行政刷新会議による事業仕分けで、若手研究者育成などを目指す文部科学省の「グローバルCOEプログラム事業」が予算削減されたことに対し、事業採択を受けている東北大の脳科学の研究者らが1日、緊急アピールで「人材育成が停滞し、科学技術の国際競争力が損なわれる」と反対を表明した。

東北大「脳科学グローバルCOE」のメンバーらが、同じ生命科学分野で採択を受けている全国12大学の関係者と共同で表明。グローバルCOEプログラムは、成長が見込まれる分野の若手研究者の雇用・支援を進めており、「資源に乏しい日本にとって、国際的な力量を持つ研究者の育成は不可欠だ」と訴えた。

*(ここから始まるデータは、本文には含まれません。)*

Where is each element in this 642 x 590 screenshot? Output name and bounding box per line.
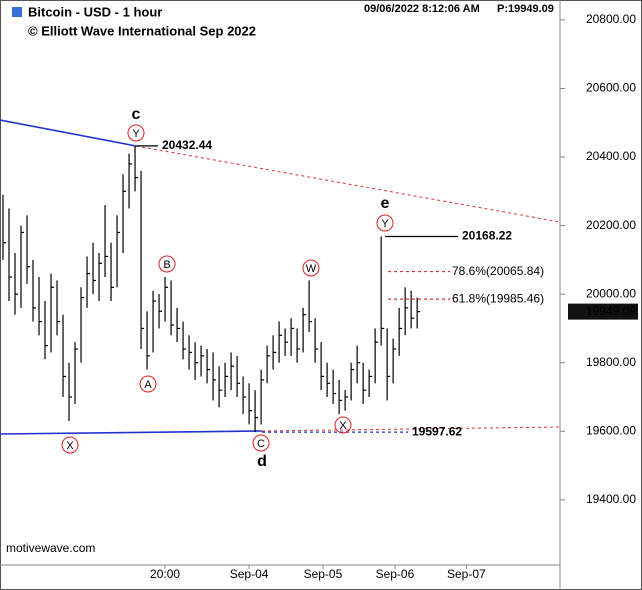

脳科学グローバルCOEは年間約3億円の助成を受け、現在、博士研究員や大学院生約60人を雇用・資金援助している。リーダーを務める大学院医学系研究科の大隅典子教授(神経発達学)は「予算が削減されれば雇用を維持できなくなり、現在進めている認知症や発達障害の治療に向けた研究に遅れが出る恐れもある」とした。

東北大ではこのほか、地震予知研究などを行う「地球惑星グローバルCOE」に所属する若手研究者有志も、文部科学相あてに予算削減反対の意見書を提出。代表者の北佐枝子研究員は「地震の多い日本にとって、研究を担う人材が育たなくなるリスクは大きい」と訴えている。